MA VIE COMME UNE SALADE

LIEU DE LIBERTÉ
AU PRÉSENT

Je suis un collage, des collages successifs. Il y a continuité, mais on ne la nomme pas. Puis il y a cassure. Et encore continuité. On ne la pousse pas. On colle la poussière, parce qu’elle fait partie du sens.

 

Retour sur un déménagement où des objets s’étaient retrouvés dans une remorque, obligés de se côtoyer quelques heures. Collage tridimensionnel où des choses banales étaient mélangées aux plus importantes, où cartons et papiers d’emballage se dénominatorisaient communément.

 

Critères de rangement passagers ou définitifs, amenés par le poids, les dimensions, la fragilité ou l’ordre d’utilisation. Objets placés ensuite dans un logis. Ou sur la toile. Critères de rangement transformés, inversés ou disparus.

 

Fini les critères! Grande toile reposante. Donnée, la remorque. Vendus, les objets. Gesso sur collage. Peinture sur collage. Peinture sur peinture.

 

MA VIE COMME UNE SALADE
Uniformisés photocopieusement, j’ai grossi des gribouillis, des mots et des souvenirs en tissu. Quelques-uns, délégués par les autres, se sont amalgamés, déblayant le chemin comme une souffleuse qui dessine enfin une belle entrée.

 

Hiérarchies aléatoires ou secrètes, ils ont dit du nouveau.

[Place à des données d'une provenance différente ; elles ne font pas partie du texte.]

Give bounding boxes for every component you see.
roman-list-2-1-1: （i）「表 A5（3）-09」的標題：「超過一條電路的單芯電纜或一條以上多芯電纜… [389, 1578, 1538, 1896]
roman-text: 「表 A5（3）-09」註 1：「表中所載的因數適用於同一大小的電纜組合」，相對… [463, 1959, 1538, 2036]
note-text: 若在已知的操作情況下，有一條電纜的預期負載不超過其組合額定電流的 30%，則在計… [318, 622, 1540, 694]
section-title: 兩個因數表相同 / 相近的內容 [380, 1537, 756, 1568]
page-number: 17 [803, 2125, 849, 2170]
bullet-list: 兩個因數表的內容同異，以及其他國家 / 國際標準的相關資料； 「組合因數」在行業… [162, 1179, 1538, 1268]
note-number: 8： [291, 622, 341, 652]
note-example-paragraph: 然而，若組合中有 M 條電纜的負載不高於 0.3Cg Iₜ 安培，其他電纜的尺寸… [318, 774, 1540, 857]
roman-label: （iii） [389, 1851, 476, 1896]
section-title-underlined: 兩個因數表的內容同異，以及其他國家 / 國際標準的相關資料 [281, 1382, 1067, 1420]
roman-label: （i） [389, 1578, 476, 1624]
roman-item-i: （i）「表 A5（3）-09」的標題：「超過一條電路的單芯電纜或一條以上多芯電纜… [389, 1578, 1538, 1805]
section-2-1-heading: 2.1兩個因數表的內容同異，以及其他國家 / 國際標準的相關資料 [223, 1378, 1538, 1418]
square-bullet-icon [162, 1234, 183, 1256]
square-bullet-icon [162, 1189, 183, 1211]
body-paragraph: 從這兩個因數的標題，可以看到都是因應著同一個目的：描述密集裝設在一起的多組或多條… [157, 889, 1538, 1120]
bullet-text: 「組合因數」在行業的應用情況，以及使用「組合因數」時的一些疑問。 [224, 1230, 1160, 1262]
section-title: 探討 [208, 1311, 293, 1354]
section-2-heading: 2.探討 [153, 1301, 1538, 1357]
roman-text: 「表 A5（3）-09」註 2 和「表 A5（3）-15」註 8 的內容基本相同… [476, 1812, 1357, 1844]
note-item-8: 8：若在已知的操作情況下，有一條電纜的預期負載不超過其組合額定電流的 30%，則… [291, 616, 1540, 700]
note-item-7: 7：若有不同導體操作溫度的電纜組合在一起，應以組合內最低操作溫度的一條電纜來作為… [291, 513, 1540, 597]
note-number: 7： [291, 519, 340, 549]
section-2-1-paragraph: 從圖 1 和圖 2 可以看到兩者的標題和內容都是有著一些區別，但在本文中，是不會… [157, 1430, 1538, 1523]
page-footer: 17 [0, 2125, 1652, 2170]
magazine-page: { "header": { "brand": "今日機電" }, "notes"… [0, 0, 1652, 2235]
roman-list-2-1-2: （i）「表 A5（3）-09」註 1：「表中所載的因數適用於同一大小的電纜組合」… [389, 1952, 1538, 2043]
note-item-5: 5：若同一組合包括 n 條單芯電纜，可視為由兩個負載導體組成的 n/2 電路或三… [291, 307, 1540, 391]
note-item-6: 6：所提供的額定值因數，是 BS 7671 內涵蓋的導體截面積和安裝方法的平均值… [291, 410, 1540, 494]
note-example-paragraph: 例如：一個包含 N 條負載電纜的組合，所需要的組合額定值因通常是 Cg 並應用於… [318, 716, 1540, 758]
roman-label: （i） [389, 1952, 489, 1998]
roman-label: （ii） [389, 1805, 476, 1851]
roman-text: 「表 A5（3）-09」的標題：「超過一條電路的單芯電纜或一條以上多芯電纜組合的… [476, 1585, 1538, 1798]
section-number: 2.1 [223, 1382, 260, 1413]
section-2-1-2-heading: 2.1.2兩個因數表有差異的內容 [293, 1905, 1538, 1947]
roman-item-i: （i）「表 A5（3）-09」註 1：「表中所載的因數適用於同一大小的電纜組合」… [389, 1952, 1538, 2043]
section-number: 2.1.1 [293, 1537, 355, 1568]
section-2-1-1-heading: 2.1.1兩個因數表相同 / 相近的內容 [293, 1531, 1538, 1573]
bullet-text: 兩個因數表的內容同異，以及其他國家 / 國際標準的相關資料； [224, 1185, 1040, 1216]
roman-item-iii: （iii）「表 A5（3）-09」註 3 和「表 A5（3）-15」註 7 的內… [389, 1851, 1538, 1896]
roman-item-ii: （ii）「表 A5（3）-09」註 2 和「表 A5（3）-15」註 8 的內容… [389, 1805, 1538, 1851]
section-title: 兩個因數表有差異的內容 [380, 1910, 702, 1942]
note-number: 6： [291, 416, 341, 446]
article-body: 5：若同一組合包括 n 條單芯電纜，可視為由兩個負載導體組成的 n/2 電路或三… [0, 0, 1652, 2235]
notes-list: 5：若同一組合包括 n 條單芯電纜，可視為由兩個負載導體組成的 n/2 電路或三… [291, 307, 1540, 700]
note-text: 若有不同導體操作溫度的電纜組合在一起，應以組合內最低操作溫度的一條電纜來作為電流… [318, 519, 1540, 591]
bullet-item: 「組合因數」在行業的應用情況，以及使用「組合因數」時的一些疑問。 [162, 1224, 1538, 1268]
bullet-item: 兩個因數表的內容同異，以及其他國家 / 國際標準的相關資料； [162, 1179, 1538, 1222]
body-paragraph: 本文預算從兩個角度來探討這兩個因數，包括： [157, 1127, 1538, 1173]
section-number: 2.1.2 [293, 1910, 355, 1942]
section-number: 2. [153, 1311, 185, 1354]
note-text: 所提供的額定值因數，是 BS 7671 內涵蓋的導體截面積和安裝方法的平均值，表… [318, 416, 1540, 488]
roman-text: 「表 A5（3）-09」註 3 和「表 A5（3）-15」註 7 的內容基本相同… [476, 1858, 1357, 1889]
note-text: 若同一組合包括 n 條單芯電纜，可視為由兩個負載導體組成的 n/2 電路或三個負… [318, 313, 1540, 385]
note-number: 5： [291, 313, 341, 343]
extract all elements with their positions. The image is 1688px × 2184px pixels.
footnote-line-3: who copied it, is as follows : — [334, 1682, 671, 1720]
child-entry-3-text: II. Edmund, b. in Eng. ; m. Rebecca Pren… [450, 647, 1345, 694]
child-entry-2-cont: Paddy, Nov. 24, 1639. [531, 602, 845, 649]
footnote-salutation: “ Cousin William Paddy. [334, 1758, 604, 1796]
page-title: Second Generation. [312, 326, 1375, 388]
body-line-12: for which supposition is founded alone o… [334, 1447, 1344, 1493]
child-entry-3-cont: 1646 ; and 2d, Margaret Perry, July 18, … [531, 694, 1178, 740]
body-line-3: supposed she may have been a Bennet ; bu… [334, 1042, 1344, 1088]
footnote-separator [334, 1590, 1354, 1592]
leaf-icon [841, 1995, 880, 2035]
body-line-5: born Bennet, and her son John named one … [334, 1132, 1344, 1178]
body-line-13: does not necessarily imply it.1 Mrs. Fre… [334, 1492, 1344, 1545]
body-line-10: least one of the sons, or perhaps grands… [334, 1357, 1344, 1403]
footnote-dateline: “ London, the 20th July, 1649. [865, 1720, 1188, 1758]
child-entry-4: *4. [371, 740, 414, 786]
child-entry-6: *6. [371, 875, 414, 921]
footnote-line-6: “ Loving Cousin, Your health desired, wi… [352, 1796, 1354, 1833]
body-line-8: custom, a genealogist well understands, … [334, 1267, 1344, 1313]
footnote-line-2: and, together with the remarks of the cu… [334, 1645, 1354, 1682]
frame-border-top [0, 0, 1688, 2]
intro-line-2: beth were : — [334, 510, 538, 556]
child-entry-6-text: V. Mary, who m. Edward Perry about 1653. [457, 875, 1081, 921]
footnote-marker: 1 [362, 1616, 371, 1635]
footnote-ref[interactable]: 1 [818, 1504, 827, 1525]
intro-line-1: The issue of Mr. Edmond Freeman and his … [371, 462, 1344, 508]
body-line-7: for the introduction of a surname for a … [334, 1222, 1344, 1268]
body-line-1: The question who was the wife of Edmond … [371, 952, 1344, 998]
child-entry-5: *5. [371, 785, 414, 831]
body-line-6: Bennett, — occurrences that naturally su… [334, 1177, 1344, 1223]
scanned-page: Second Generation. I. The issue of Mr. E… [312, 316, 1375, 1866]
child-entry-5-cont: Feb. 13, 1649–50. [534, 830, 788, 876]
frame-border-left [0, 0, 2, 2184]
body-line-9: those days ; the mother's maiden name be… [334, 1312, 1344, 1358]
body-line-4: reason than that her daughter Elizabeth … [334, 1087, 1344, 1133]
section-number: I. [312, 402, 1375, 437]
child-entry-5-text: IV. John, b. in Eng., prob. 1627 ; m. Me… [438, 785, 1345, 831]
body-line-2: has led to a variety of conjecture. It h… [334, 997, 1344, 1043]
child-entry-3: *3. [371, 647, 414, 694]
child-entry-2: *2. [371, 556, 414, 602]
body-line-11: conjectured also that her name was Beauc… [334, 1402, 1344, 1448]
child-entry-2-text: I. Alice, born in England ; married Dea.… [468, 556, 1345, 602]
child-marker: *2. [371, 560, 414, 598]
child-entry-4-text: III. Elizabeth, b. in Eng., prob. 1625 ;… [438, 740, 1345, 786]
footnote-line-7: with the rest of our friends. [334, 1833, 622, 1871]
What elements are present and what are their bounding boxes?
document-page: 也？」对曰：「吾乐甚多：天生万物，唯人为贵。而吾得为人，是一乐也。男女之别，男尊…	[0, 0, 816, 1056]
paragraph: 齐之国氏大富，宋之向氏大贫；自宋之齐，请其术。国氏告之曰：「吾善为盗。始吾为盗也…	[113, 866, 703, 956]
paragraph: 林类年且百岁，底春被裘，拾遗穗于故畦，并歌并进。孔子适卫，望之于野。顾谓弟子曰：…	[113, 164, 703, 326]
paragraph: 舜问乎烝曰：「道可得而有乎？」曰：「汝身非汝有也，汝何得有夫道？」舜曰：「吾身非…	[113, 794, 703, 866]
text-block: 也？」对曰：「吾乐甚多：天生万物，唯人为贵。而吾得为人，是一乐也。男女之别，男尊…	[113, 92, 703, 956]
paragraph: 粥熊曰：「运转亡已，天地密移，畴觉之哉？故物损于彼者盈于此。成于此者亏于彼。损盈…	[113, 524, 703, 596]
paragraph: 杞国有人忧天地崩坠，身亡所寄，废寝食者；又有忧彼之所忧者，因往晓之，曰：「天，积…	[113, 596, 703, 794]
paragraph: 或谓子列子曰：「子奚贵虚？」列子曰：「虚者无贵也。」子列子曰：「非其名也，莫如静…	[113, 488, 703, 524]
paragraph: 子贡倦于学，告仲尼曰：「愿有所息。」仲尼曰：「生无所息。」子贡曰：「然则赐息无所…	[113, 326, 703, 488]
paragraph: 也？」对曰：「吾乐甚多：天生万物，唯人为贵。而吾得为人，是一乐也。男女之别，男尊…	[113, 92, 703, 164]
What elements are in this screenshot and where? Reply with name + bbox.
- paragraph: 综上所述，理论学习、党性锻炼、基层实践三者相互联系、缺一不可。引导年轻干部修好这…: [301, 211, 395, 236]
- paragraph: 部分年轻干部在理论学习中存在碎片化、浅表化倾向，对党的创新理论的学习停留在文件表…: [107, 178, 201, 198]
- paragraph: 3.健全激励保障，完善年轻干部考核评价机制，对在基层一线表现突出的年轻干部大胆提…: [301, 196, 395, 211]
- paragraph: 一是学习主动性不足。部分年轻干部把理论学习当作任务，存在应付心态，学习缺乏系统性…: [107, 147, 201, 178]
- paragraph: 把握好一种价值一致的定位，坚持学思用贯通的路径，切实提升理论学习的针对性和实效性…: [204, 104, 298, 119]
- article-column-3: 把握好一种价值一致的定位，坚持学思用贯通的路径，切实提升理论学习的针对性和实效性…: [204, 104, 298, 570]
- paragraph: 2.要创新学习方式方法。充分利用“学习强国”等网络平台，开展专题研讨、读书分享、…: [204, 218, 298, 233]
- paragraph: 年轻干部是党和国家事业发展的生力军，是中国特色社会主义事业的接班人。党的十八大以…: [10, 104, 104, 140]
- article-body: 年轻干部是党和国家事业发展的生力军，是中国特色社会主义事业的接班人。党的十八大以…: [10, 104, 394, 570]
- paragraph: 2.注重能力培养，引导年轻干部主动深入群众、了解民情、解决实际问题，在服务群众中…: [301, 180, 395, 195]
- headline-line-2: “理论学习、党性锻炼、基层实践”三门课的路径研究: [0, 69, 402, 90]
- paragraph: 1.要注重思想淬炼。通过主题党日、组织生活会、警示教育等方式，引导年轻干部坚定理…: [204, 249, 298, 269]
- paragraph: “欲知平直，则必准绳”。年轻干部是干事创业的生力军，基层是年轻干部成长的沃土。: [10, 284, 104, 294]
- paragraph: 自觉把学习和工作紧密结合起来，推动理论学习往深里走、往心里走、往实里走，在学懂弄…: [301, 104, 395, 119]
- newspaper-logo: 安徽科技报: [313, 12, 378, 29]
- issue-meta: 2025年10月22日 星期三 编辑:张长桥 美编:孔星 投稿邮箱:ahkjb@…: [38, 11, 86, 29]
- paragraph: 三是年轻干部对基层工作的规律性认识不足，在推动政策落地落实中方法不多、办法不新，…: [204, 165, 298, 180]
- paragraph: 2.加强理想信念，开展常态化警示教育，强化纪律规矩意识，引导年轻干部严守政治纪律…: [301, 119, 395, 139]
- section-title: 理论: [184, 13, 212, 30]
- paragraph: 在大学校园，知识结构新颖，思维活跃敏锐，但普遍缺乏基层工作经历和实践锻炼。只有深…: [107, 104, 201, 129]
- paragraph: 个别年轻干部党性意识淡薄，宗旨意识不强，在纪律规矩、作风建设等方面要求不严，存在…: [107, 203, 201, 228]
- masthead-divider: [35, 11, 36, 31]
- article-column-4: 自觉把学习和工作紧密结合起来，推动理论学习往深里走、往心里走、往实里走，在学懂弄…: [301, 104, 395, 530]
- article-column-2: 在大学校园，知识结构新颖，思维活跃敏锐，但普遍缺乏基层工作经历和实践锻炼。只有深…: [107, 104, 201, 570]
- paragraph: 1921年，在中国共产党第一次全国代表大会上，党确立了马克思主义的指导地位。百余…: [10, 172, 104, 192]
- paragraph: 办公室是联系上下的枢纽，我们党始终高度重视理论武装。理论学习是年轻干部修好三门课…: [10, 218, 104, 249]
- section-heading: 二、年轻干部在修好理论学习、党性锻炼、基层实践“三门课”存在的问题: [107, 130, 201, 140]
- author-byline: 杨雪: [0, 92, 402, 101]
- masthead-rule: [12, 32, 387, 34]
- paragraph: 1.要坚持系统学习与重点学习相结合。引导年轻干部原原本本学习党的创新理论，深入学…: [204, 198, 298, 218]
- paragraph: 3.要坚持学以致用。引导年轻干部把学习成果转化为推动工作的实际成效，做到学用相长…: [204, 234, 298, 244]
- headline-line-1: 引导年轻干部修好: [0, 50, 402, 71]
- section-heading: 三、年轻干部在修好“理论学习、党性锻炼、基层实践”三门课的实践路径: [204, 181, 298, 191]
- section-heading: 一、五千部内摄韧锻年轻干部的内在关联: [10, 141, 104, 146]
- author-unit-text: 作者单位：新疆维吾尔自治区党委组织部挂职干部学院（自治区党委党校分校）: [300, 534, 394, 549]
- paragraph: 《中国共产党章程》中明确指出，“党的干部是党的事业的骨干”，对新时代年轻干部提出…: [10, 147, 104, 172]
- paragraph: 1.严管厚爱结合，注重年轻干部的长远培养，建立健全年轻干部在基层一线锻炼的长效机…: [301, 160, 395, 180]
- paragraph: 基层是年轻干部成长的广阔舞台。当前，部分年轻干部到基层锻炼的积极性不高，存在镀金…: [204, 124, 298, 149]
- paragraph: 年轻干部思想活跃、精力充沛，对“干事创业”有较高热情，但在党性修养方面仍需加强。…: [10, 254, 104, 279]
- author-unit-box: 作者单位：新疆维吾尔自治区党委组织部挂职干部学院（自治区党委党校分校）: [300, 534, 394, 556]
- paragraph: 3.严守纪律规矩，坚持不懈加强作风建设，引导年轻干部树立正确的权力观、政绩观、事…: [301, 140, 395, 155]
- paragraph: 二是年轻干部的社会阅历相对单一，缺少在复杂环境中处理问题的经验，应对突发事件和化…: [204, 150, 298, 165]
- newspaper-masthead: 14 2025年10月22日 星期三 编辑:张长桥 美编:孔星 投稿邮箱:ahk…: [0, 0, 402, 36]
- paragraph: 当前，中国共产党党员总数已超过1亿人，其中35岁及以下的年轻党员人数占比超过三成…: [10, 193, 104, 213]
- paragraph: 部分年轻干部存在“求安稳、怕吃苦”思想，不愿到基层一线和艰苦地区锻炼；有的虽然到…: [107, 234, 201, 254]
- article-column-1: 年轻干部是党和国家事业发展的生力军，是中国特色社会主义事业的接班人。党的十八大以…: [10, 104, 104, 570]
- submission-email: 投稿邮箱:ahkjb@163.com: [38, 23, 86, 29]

Et se sont raréfiés. Sont devenus du sens, en vrac, archivé.

 

Alors j’ai peint par-dessus et à côté. La peinture ayant pris le relais, arrivée la première à la ligne d’aujourd’hui, victorieuse et amusée.

 

Puis, traversée.

 

Dire, dire, dire, ensuite découper, retrancher, redire. Ne pas la dire. La couvrir. Elle n’était pas pour cette toile. Elle était pour sous cette toile, comme substrat.

 

Et se contredire. Traverser un lieu bombé et laisser la ligne flotter.
Superpositions de plans sans mode d’emploi.
Contradiction venue du fond de la toile où les éléments ont continué de se déployer même après avoir été ensevelis.

Besoin de jaune.
Besoin de bleu.
Besoin de ce violet.

Recouvrir la toile d’une teinte support, teinte phare.

Contours féroces. Contours flous.
Contours durs. Contours multiples.
Contours menteurs, parce que contours d’événements dont il ne subsiste que le contour et sur lequel est arrivé autre chose.
Bornes d’une terre qui sauve sa peau; qui empiète sur sa voisine ou qui cède sa place.
Clôture transparente. Terre sécurisée. Contour effacé.
Clôture territoire, linéaire, radicale.

 

Simplicité bien déroulée.
Drame drôle.
Abîmes, champs, flèches, sphères, yeux, restes de fêtes à conserver.
Lignes sur événement.
Couleur qui demande, et qui crie tout à coup. Qui réclame.
Silence à épaissir.

 

Faire le vide et peindre ce qui reste.
Toile tournée dans tous les sens. Au repos ou ardente, discrète ou sans retenue.

Puis vent dans jardin.
Éléments rassemblés par la porte qui s’est ouverte, par la personne devant ce soleil. Et cette lumière qui répand ce jaune!

 

Réalité à soutenir en entrant dans la surface, sous la ligne et en la suivant dans sa cachette; en fendant le rond. En donnant au regardant les mauvaises indications.

 

Comme une salade. Prendre ce qu’il y a dans le frigo, avec insistance sur tel item et nonchalance devant tel autre. Certains que l’on incorpore parce qu’il faut les passer.
Comme un motif redondant, siégeant sur la toile, parce qu’il y en a beaucoup ou que la date d’expiration est proche.

 

Amoncellement de circonstances atténuantes, de moments uniques, de conséquences de cent conditions matérielles, spirituelles, intellectuelles et émotives s’agglutinant ou s’expulsant, orchestrés par le tube, le pinceau, la toile et moi.